Jelly Baby thinks about it for a minute and says
"Fair enough, as long as you'll look after me",
and off they go.
After a few more beers in the club, three Lockets walk in. As soon as he sees them, Smartie hides under the table.
The Lockets take one look at Jelly Baby and start kicking him, breaking bottles over his little jelly head, lamping him with little sugary chairs, and generally having a laugh.
After a while they get bored and walk out.
Jelly Baby pulls his battered Jelly Baby body over to the table and
wipes up his Jelly Baby blood and turns to Smartie and says
"I thought you were going to look after me."
"I was!"says Smartie,
"But those Lockets are f*ing menthol"
I'll get me coat....
9 comments:
That rocks! :)
Ha! you're going loose a lot of the Americans with that one.
Ah well - call it revenge for such comedic travesties as "Joey" ;)
yacoubean -
"menthol" sounds like "mental" i.e. crazy / wild / vicious / etc... guess it's just one of those jokes that just doesn't translate well.
Two nations divided by a common language indeed...
it was easy enough to figure out as an American, but yeah...does kind of get lost in translation a bit.
on behalf of Americans everywhere...really sorry about Joey. I don't know -what- we were thinking :(
charlie - hehe, don't worry, on the other hand, we came up with "Gimme gimme gimme" and you guys took it and turned it into Will & Grace...

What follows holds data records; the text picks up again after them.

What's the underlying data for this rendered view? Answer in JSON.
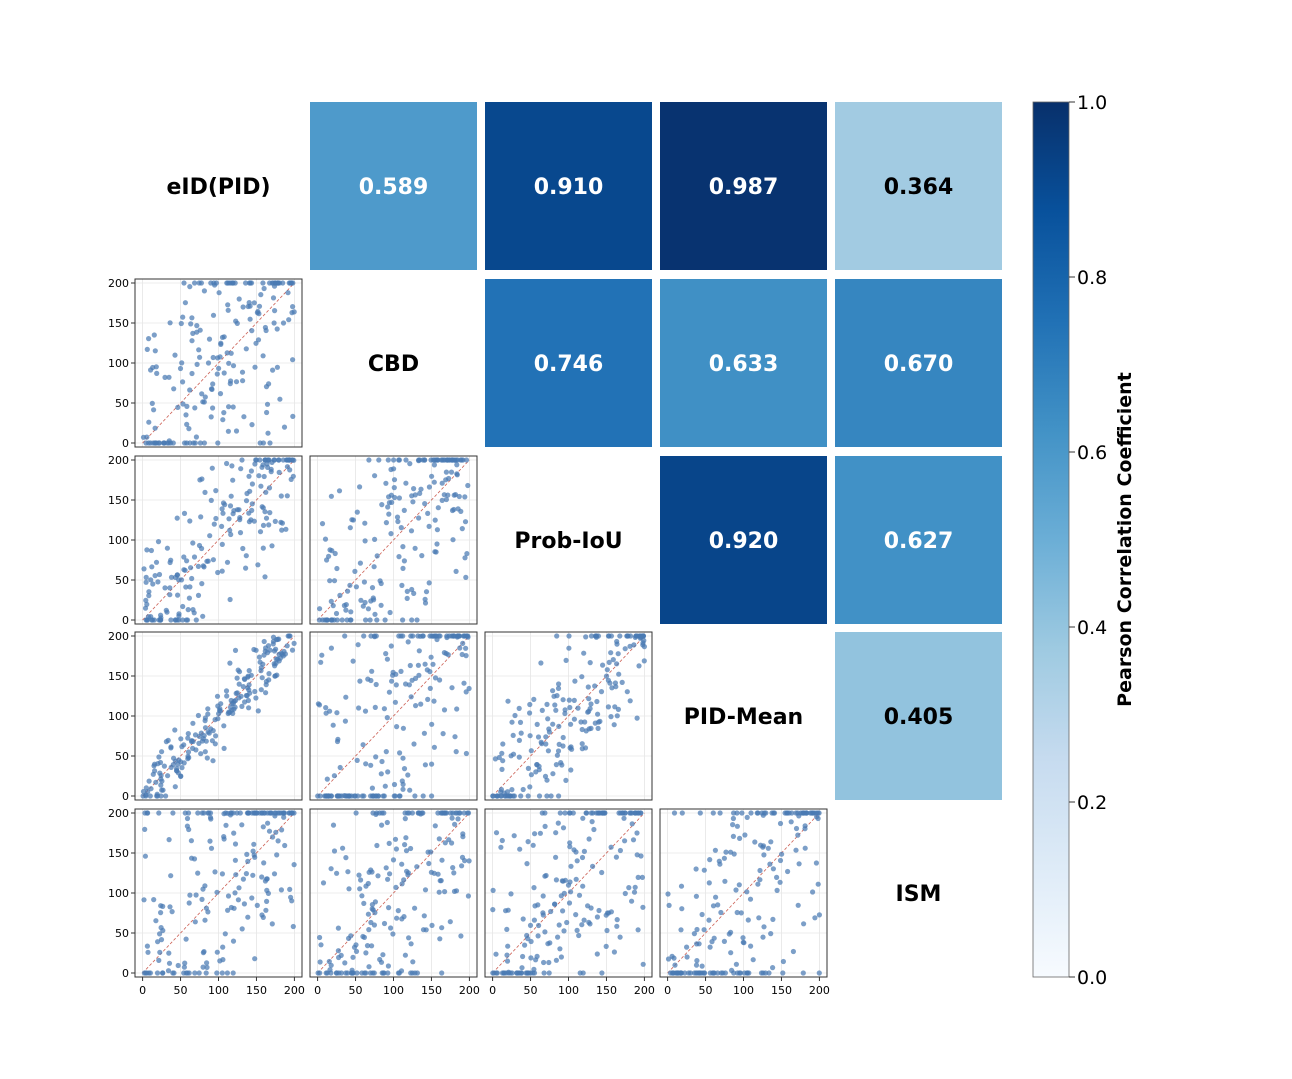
{
  "chart_data": {
    "type": "heatmap",
    "title": "",
    "metrics": [
      "eID(PID)",
      "CBD",
      "Prob-IoU",
      "PID-Mean",
      "ISM"
    ],
    "correlations": [
      {
        "row": "eID(PID)",
        "col": "CBD",
        "value": "0.589"
      },
      {
        "row": "eID(PID)",
        "col": "Prob-IoU",
        "value": "0.910"
      },
      {
        "row": "eID(PID)",
        "col": "PID-Mean",
        "value": "0.987"
      },
      {
        "row": "eID(PID)",
        "col": "ISM",
        "value": "0.364"
      },
      {
        "row": "CBD",
        "col": "Prob-IoU",
        "value": "0.746"
      },
      {
        "row": "CBD",
        "col": "PID-Mean",
        "value": "0.633"
      },
      {
        "row": "CBD",
        "col": "ISM",
        "value": "0.670"
      },
      {
        "row": "Prob-IoU",
        "col": "PID-Mean",
        "value": "0.920"
      },
      {
        "row": "Prob-IoU",
        "col": "ISM",
        "value": "0.627"
      },
      {
        "row": "PID-Mean",
        "col": "ISM",
        "value": "0.405"
      }
    ],
    "scatter_axis": {
      "xlim": [
        -10,
        210
      ],
      "ylim": [
        -5,
        205
      ],
      "xticks": [
        "0",
        "50",
        "100",
        "150",
        "200"
      ],
      "yticks": [
        "0",
        "50",
        "100",
        "150",
        "200"
      ],
      "reference_line": "y = x (dashed)",
      "points_per_panel": 200
    },
    "colorbar": {
      "label": "Pearson Correlation Coefficient",
      "range": [
        0,
        1
      ],
      "ticks": [
        "0.0",
        "0.2",
        "0.4",
        "0.6",
        "0.8",
        "1.0"
      ],
      "colormap": "Blues"
    }
  },
  "colors": {
    "point": "#4a7ab3",
    "reference_line": "#c0392b",
    "text_light": "#ffffff",
    "text_dark": "#000000"
  }
}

Can't help feeling, though, that if the US networks got hold of Fatehr Ted, it would turn into three priests (or maybe even Rabbis?) living in a Manhattan apartment, and Jack's drinking would be one of the first things to go... ah well, takes different strokes and all that :)
DRINK!?... DRINK!?
The only time I saw Father Jack wipe his face, he used a puppy. Now that's comedy.
That would be an ecumenical matter!
Cheers for post Alistair!!! No need for the apologies, it was a blinding joke by the way and cheers for jumping in there!